Si la question doit être posée de manière aussi claire, c’est que pour beaucoup, le lien entre expérience client et centricité client est loin d’être évident. Pire, de nombreuses démarches expérience client échouent à cause de cela, parce que le client -et le collaborateur- ne sont pas suffisamment au cœur des décisions prises par les entreprises. Pourquoi ? La centricité client est un objectif stratégique difficile à atteindre parce que difficile à mettre en œuvre. Il impose un changement d’état d’esprit, des manières de faire profondément transformatives qui challengent la complexité d’organisations très hiérarchisées et cloisonnées.
Pourquoi est-ce si difficile d’être centré client ?
Plusieurs raisons pour expliquer ces résultats en demi teinte :
–l’orientation client (différent de la centricité client) reste l’alibi des entreprises centrées produit : portée par le marketing et les études, elle inspire des pratiques qui restent à la surface des choses. « Décrire, connaître et mesurer » n’est pas « explorer et comprendre ».
–l’approche lean ne permet pas l’adoption d’une posture centrée client, elle accentue au contraire l’orientation processus en se concentrant sur l’amélioration sans s’intéresser aux problèmes rencontrés par les clients et les collaborateurs
–les parcours client, s’ils sont conçus de manière collaborative, sont souvent élaborés en chambre à partir de la connaissance qu’ont les participants des clients, souvent supposée et théorique.
–les pilotes en mode sprint sont très utiles pour faire la preuve qu’une approche plus humaine est possible, mais ils se heurtent aux freins organisationnels dès lors qu’il faut passer à l’échelle.
Alors, quelle est la solution ?
Une 4ème voie, très nouvelle est en cours d’expérimentation : l’approche design offre une alternative convaincante pour concevoir, prototyper, tester et déployer sans perdre le client de vue.
Retour sur les enjeux des organisations en prise avec des sujets de change.
1. La révolution digitale qui promettait de transformer les modèles d’affaire en offrant davantage de rapidité, d’efficacité grâce aux outils technologiques n’a pas tenu parole. La raison en est très simple : les organisations sont composées de technologie ET d’humains, or ces derniers ne sont pas suffisamment pris en considération dans la conception des services et leur mise en œuvre. Il est de plus en plus admis que pour être efficaces et pertinentes, les organisations doivent prendre en compte le point de vue du client et du collaborateur.
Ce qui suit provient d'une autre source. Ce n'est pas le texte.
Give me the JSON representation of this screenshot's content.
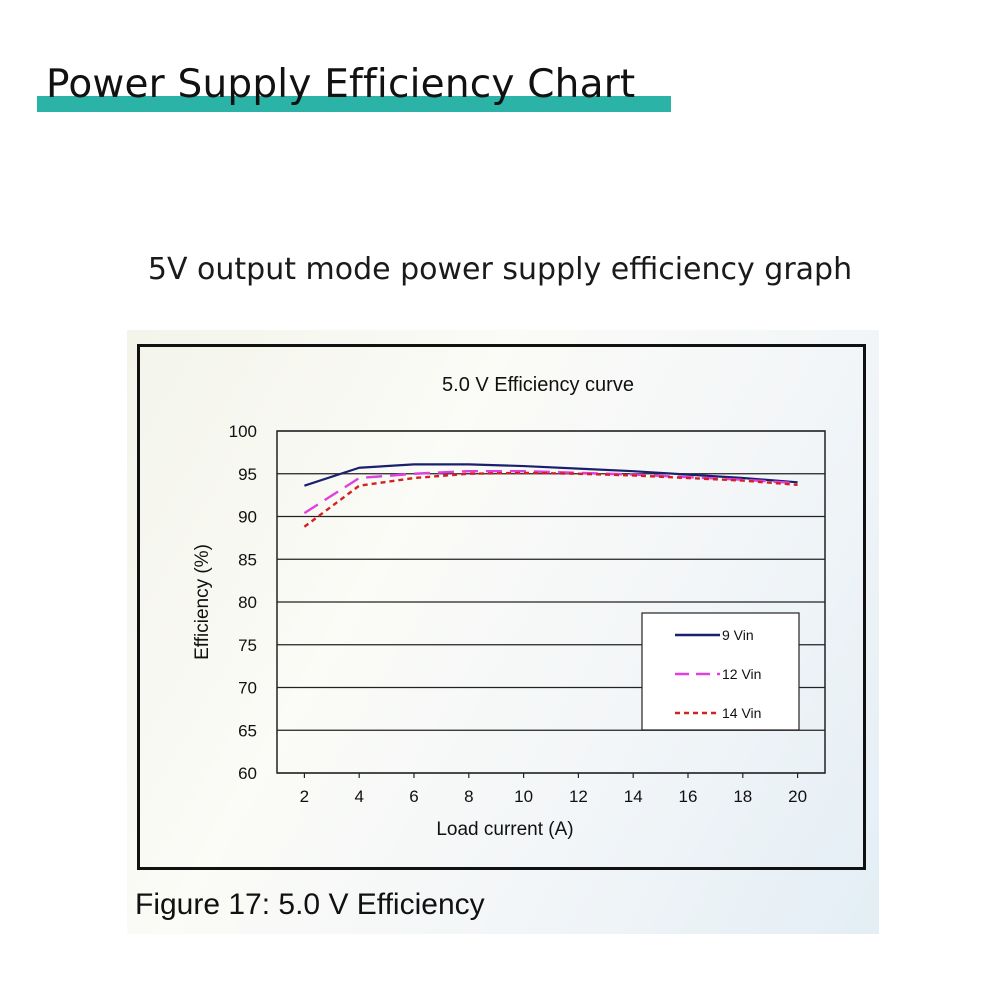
{
  "header": {
    "title": "Power Supply Efficiency Chart",
    "subtitle": "5V output mode power supply efficiency graph",
    "accent_color": "#2bb3a8"
  },
  "figure": {
    "caption": "Figure 17: 5.0 V Efficiency"
  },
  "chart_data": {
    "type": "line",
    "title": "5.0 V Efficiency curve",
    "xlabel": "Load current (A)",
    "ylabel": "Efficiency (%)",
    "xlim": [
      1,
      21
    ],
    "ylim": [
      60,
      100
    ],
    "x_ticks": [
      2,
      4,
      6,
      8,
      10,
      12,
      14,
      16,
      18,
      20
    ],
    "y_ticks": [
      60,
      65,
      70,
      75,
      80,
      85,
      90,
      95,
      100
    ],
    "grid": "horizontal",
    "legend_position": "bottom-right",
    "series": [
      {
        "name": "9 Vin",
        "color": "#1a1f6e",
        "style": "solid",
        "x": [
          2,
          4,
          6,
          8,
          10,
          12,
          14,
          16,
          18,
          20
        ],
        "values": [
          93.6,
          95.7,
          96.1,
          96.1,
          95.9,
          95.6,
          95.3,
          94.9,
          94.5,
          94.0
        ]
      },
      {
        "name": "12 Vin",
        "color": "#e040e0",
        "style": "dashed",
        "x": [
          2,
          4,
          6,
          8,
          10,
          12,
          14,
          16,
          18,
          20
        ],
        "values": [
          90.4,
          94.5,
          95.0,
          95.3,
          95.3,
          95.1,
          94.9,
          94.6,
          94.3,
          93.9
        ]
      },
      {
        "name": "14 Vin",
        "color": "#d42020",
        "style": "dotted",
        "x": [
          2,
          4,
          6,
          8,
          10,
          12,
          14,
          16,
          18,
          20
        ],
        "values": [
          88.8,
          93.6,
          94.5,
          95.0,
          95.1,
          95.0,
          94.8,
          94.5,
          94.2,
          93.7
        ]
      }
    ]
  }
}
2. L’orientation client n’est pas un fait nouveau : c’est même le rôle du marketing de mieux connaître les clients, c’est dire si ça ne date pas d’hier. Alors, pourquoi cette réticence à passer le cap de la centricité client ? Pourquoi existe-t-il encore des services qui nous rendent fous et des organisations qui aliènent et frustrent leurs employés ? Baties à l’ère industrielle, les grandes entreprises de service ont une logique dominée par le produit (product dominant logic) . Elles sont dopées à la performance, aux économies d’échelle et à la diminution des coûts fixes et à la conviction que la technologie est le moteur de l’innovation. Inversement, la logique client (client dominant logic) est guidée par l’expérience vécue par le client et la conviction qu’une compréhension intime des clients est un puissant levier d’innovation. L’itération est au cœur de cette logique qui n’offre pas seulement un modèle alternatif de compétitivité : elle offre un autre ensemble de valeurs et de croyances qui remettent en question l’essence même du modèle dominant et porte en elles les germes d’un changement culturel.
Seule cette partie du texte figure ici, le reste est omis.